Midtown residents are speaking out about the Boy Scouts' consideration of lifting its ban on gay members and leaders.
For the last 103 years, the Boy Scouts of America have banned gays from joining their ranks. On Feb. 6, the organization announced that it would delay until May its decision to either continue enforcing the ban or to admit gays, which has sparked both outrage and praise from parents and those involved with Scouts.
@mattnatl - "I'm gay and would love them to lift it but they are a private organization and shouldn't be forced to."
Marc Acampora said, "I abhor discrimination. I also abhor the use of government force to control private organizations. The Boy Scouts does enjoy many privileges of public entities including tax breaks and use of public facilities. I believe they need to go one way or the other and not continue to blur the lines between public and private. Ideally, I'd like them to both eliminate any public handouts or tax advantages, while also, of their own accord, cease their discriminatory policies, which not only exclude gay scouts, but also atheists."
Patrick Teague said, "I am a gay Eagle Scout and was a counselor at local, national, and international camps.

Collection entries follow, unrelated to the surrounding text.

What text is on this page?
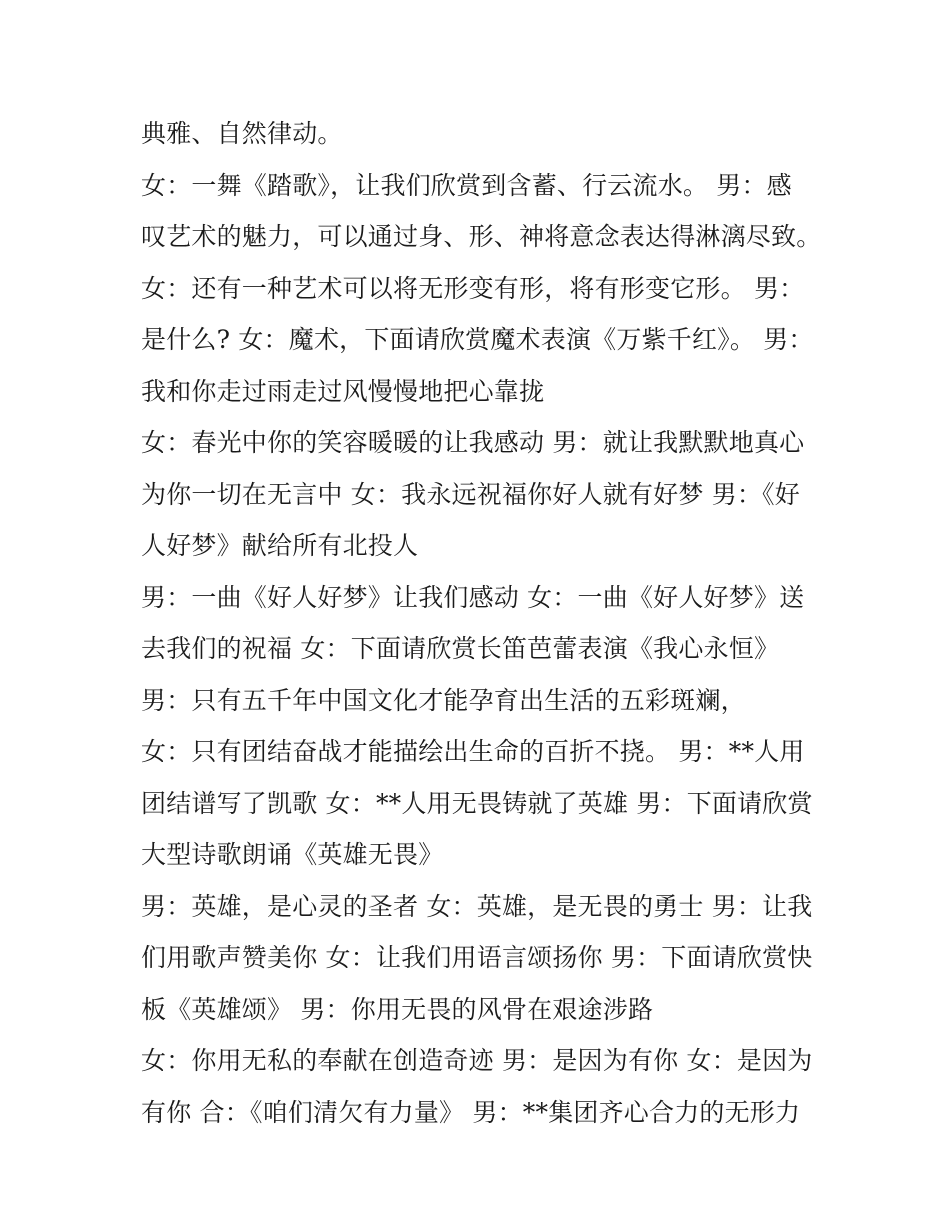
典雅、自然律动。
女：一舞《踏歌》，让我们欣赏到含蓄、行云流水。 男：感
叹艺术的魅力，可以通过身、形、神将意念表达得淋漓尽致。
女：还有一种艺术可以将无形变有形，将有形变它形。 男：
是什么? 女：魔术，下面请欣赏魔术表演《万紫千红》。 男：
我和你走过雨走过风慢慢地把心靠拢
女：春光中你的笑容暖暖的让我感动 男：就让我默默地真心
为你一切在无言中 女：我永远祝福你好人就有好梦 男：《好
人好梦》献给所有北投人
男：一曲《好人好梦》让我们感动 女：一曲《好人好梦》送
去我们的祝福 女：下面请欣赏长笛芭蕾表演《我心永恒》
男：只有五千年中国文化才能孕育出生活的五彩斑斓，
女：只有团结奋战才能描绘出生命的百折不挠。 男：**人用
团结谱写了凯歌 女：**人用无畏铸就了英雄 男：下面请欣赏
大型诗歌朗诵《英雄无畏》
男：英雄，是心灵的圣者 女：英雄，是无畏的勇士 男：让我
们用歌声赞美你 女：让我们用语言颂扬你 男：下面请欣赏快
板《英雄颂》 男：你用无畏的风骨在艰途涉路
女：你用无私的奉献在创造奇迹 男：是因为有你 女：是因为
有你 合：《咱们清欠有力量》 男：**集团齐心合力的无形力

While I support their right to be wrong, I disagree with their discriminatory policy.
Bigotry is taught. By showing young people that it is OK to treat certain people as 'less than,' you are promoting bigotry and discrimination."
Billy Cochran leads Gay Fathers of Atlanta, which meets in Virginia-Highland at the Ponce de Leon branch of the Atlanta-Fulton County Libraries and at All Saints Episcopal Church in Midtown. He said that while he respects the Boy Scouts' right to make a stance, he would not want his own progeny involved in such an organization.
"I'd rather my grandchildren be a part of an organization that sees the greater picture. I would want them...in an organization that is inclusive."
Cochran, 48, will marry his longterm partner in April. He was married for many years to a woman and didn't come out as a gay man publicly until he was 38.
He said lifting the ban on gays in the prominent organization for young boys and men would be "just another step taking kids out of having to hide who they are."
The Atlanta Area Council of the Boy Scouts released the following statement:
"While the National Board continues its discussions, I promise that the Atlanta Area Council will continue to provide the best Scouting program to as many youth in Atlanta as possible. This is an important and complex national issue, but we cannot allow a policy debate to negatively impact the quality of the program we deliver to our Scouts. They are counting on us."
Non-religious-affiliated donors have vocalized to the BSA that they will pull funding of the organization if the ban continues.
However, many others who sponsor Boy Scouts want the ban to remain.
While the Boy Scouts' national executive board deliberated changes to allow gays for three days at the organization's headquarters, hundreds supporters rallied outside with signs that read "Don't invite sin into the camp" and "Homosexuality is a sin! BSA please resist Satan's test. Uphold the ban."
Reports, such as this one from the Associated Press, show that about 70 percent of all Boy Scouts are sponsored by religious denominations, which could completely gut the organization if they decide not to renew their sponsorships. This post from the Atlanta Journal-Constitution states that Mormons sponsor the most Boy Scouts in the nation, followed by Methodists and then Catholics– all three groups have traditionally supported the ban on gays in the organization because it lines up with their religious doctrine that homosexuality is a sin.
However, others in and around Atlanta, like southwest Atlanta Scoutmaster Donald Wheat said he believes homosexuality is a sin and will leave the Scouts after 46 years as a leader if the ban is lifted.
Wheat said, that, for him, the issue is a matter of morals and standing up for his beliefs. He said that the admittance of gays into Boy Scouts would mean support of homosexuality, which he said is counter to his Christian faith and to the Scout’s Oath, which requires Scouts remain “morally straight.”
“Either you’re going to take a stand one way or the other. As much as I would hate to give it up, I’m going to stand if I stand by myself,” Wheat said.